Elena Perlino, Cairo
Elena Perlino, Il Cairo

Francesca Esposito: In uno dei suoi più recenti lavori, ha ritratto la città del Cairo, la sua gente e, per l’appunto, il suo odore. Come è nato il progetto?

Elena Perlino: Il lavoro è cominciato all’inizio del 2011 dopo diversi rinvii, proprio nel momento in cui è iniziato quello che avrebbe portato 18 giorni dopo, il 25 gennaio, a destabilizzare il Paese e, quindi, alla caduta del presidente Mubarak. In quel momento eravamo in due e stavamo facendo un lavoro sui Paesi del Mediterraneo

FE: Cos’hanno visto i suoi occhi al Cairo?

EP: Ci sono foto in cui si possono vedere sullo sfondo i palazzi del Ministero che sono stati attaccati e incendiati, mentre in primo piano ci sono ragazze che danzano su imbarcazioni che vengono affittate a gruppi di gente che fanno il giro sul Nilo sorseggiando the. Insomma, scene di vita quotidiana, più o meno di tipo normale.

FE: Cosa avvertiva nell’aria?

EP: C’era un’atmosfera di attesa, quasi sospesa e alla fine del mese, prima della manifestazione di piazza Tahrir, si vedevano poliziotti giovanissimi in tenuta antisommossa con le camionette, tanti posti di blocco e metal detector ovunque per entrare e uscire dagli hotel. Nel momento in cui è scoppiato tutto sono ripartita e sono ritornata a ottobre.

Elena Perlino, Cairo
Elena Perlino, Il Cairo

FE: Cosa è cambiato da un momento all’altro?

EP: Da un passaggio all’altro, si avvertiva più tensione, la gente era più diffidente nel farsi fotografare. Non sono una conflict photographer, per cui non ho fatto cose diverse da quelle che faccio di solito.

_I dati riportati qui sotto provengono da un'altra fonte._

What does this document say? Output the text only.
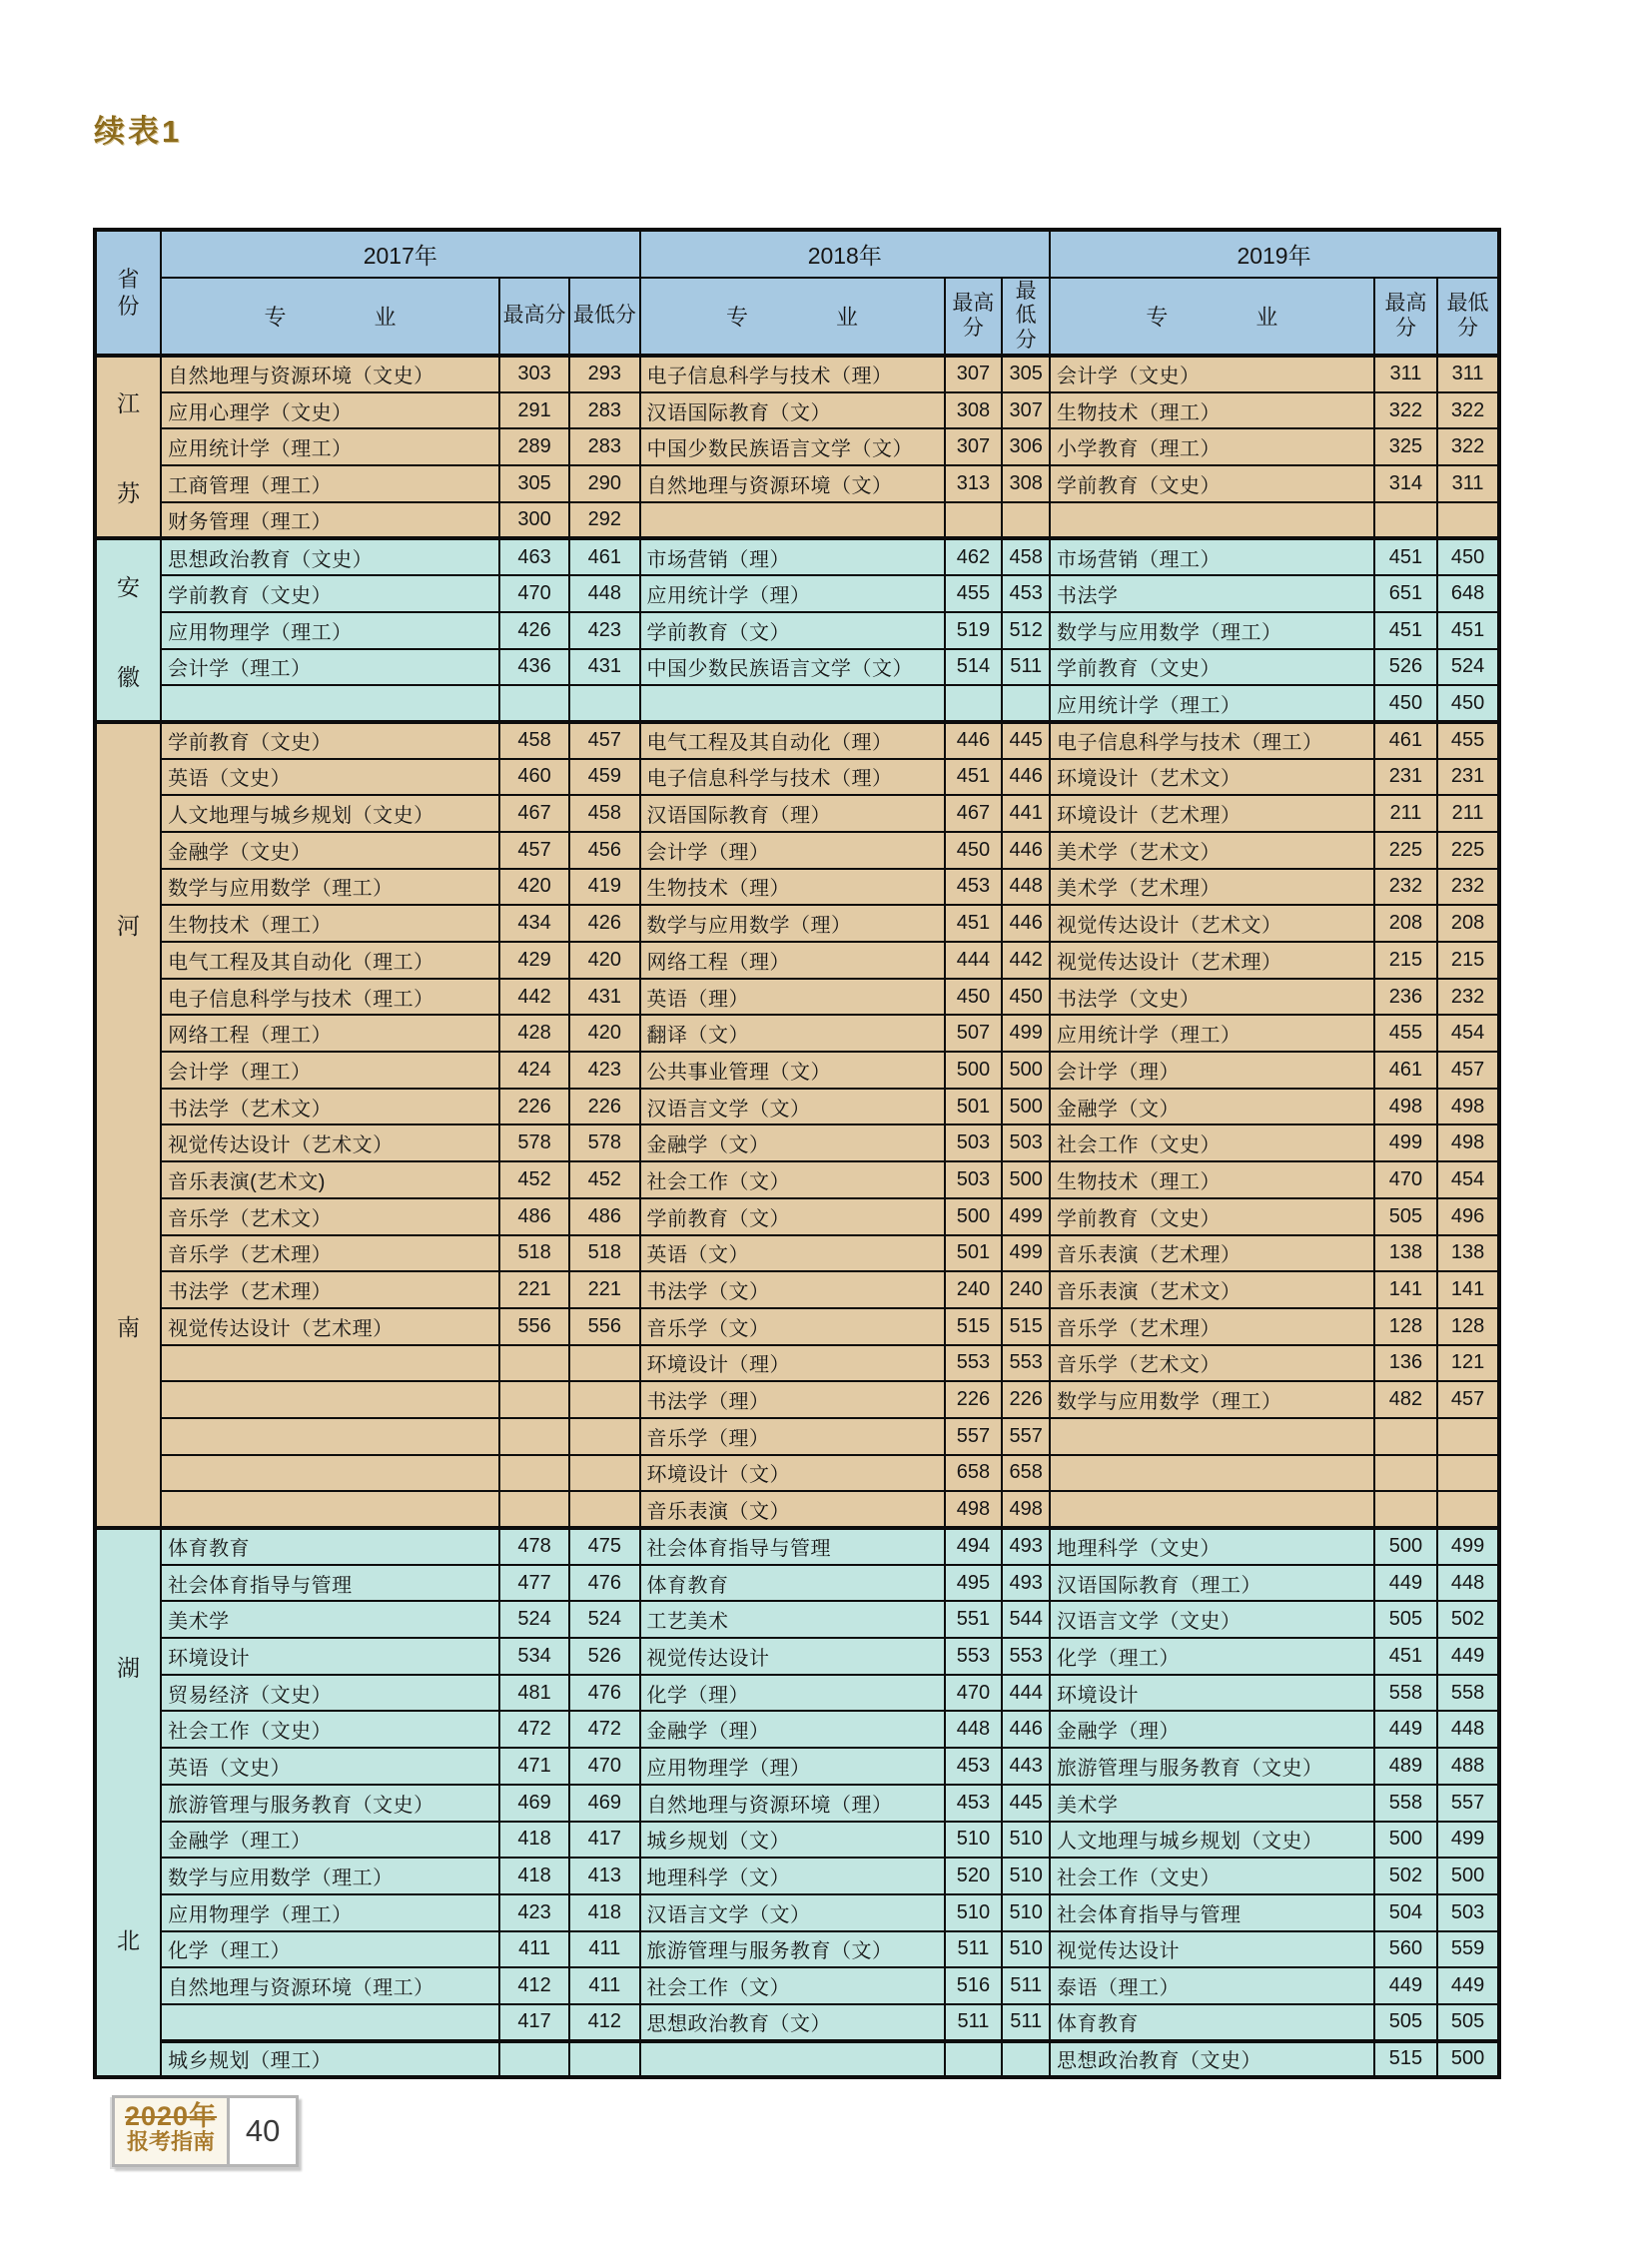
续表1
省份	2017年			2018年			2019年		
	专　　　　业	最高分	最低分	专　　　　业	最高分	最低分	专　　　　业	最高分	最低分

江
苏	自然地理与资源环境（文史）	303	293	电子信息科学与技术（理）	307	305	会计学（文史）	311	311
	应用心理学（文史）	291	283	汉语国际教育（文）	308	307	生物技术（理工）	322	322
	应用统计学（理工）	289	283	中国少数民族语言文学（文）	307	306	小学教育（理工）	325	322
	工商管理（理工）	305	290	自然地理与资源环境（文）	313	308	学前教育（文史）	314	311
	财务管理（理工）	300	292						

安
徽	思想政治教育（文史）	463	461	市场营销（理）	462	458	市场营销（理工）	451	450
	学前教育（文史）	470	448	应用统计学（理）	455	453	书法学	651	648
	应用物理学（理工）	426	423	学前教育（文）	519	512	数学与应用数学（理工）	451	451
	会计学（理工）	436	431	中国少数民族语言文学（文）	514	511	学前教育（文史）	526	524
							应用统计学（理工）	450	450

河
南	学前教育（文史）	458	457	电气工程及其自动化（理）	446	445	电子信息科学与技术（理工）	461	455
	英语（文史）	460	459	电子信息科学与技术（理）	451	446	环境设计（艺术文）	231	231
	人文地理与城乡规划（文史）	467	458	汉语国际教育（理）	467	441	环境设计（艺术理）	211	211
	金融学（文史）	457	456	会计学（理）	450	446	美术学（艺术文）	225	225
	数学与应用数学（理工）	420	419	生物技术（理）	453	448	美术学（艺术理）	232	232
	生物技术（理工）	434	426	数学与应用数学（理）	451	446	视觉传达设计（艺术文）	208	208
	电气工程及其自动化（理工）	429	420	网络工程（理）	444	442	视觉传达设计（艺术理）	215	215
	电子信息科学与技术（理工）	442	431	英语（理）	450	450	书法学（文史）	236	232
	网络工程（理工）	428	420	翻译（文）	507	499	应用统计学（理工）	455	454
	会计学（理工）	424	423	公共事业管理（文）	500	500	会计学（理）	461	457
	书法学（艺术文）	226	226	汉语言文学（文）	501	500	金融学（文）	498	498
	视觉传达设计（艺术文）	578	578	金融学（文）	503	503	社会工作（文史）	499	498
	音乐表演(艺术文)	452	452	社会工作（文）	503	500	生物技术（理工）	470	454
	音乐学（艺术文）	486	486	学前教育（文）	500	499	学前教育（文史）	505	496
	音乐学（艺术理）	518	518	英语（文）	501	499	音乐表演（艺术理）	138	138
	书法学（艺术理）	221	221	书法学（文）	240	240	音乐表演（艺术文）	141	141
	视觉传达设计（艺术理）	556	556	音乐学（文）	515	515	音乐学（艺术理）	128	128
				环境设计（理）	553	553	音乐学（艺术文）	136	121
				书法学（理）	226	226	数学与应用数学（理工）	482	457
				音乐学（理）	557	557			
				环境设计（文）	658	658			
				音乐表演（文）	498	498			

湖
北	体育教育	478	475	社会体育指导与管理	494	493	地理科学（文史）	500	499
	社会体育指导与管理	477	476	体育教育	495	493	汉语国际教育（理工）	449	448
	美术学	524	524	工艺美术	551	544	汉语言文学（文史）	505	502
	环境设计	534	526	视觉传达设计	553	553	化学（理工）	451	449
	贸易经济（文史）	481	476	化学（理）	470	444	环境设计	558	558
	社会工作（文史）	472	472	金融学（理）	448	446	金融学（理）	449	448
	英语（文史）	471	470	应用物理学（理）	453	443	旅游管理与服务教育（文史）	489	488
	旅游管理与服务教育（文史）	469	469	自然地理与资源环境（理）	453	445	美术学	558	557
	金融学（理工）	418	417	城乡规划（文）	510	510	人文地理与城乡规划（文史）	500	499
	数学与应用数学（理工）	418	413	地理科学（文）	520	510	社会工作（文史）	502	500
	应用物理学（理工）	423	418	汉语言文学（文）	510	510	社会体育指导与管理	504	503
	化学（理工）	411	411	旅游管理与服务教育（文）	511	510	视觉传达设计	560	559
	自然地理与资源环境（理工）	412	411	社会工作（文）	516	511	泰语（理工）	449	449
		417	412	思想政治教育（文）	511	511	体育教育	505	505
	城乡规划（理工）						思想政治教育（文史）	515	500
2020年
报考指南 40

Ho cercato di raccontare la metropoli nella sua quotidianità, dal centro storico islamico, a Bourse Neighborhood (progettata da architetti italiani e francesi del Cairo), dalla zona residenziale di Zamalek, al bazar di Khan el Khalili. Da Garden City a Heliopolis, da Downtown a Garbage City, fino alla surreale Città dei Morti.

FE: Cos’ha, il Cairo, rispetto ad altre città, quale il suo quid?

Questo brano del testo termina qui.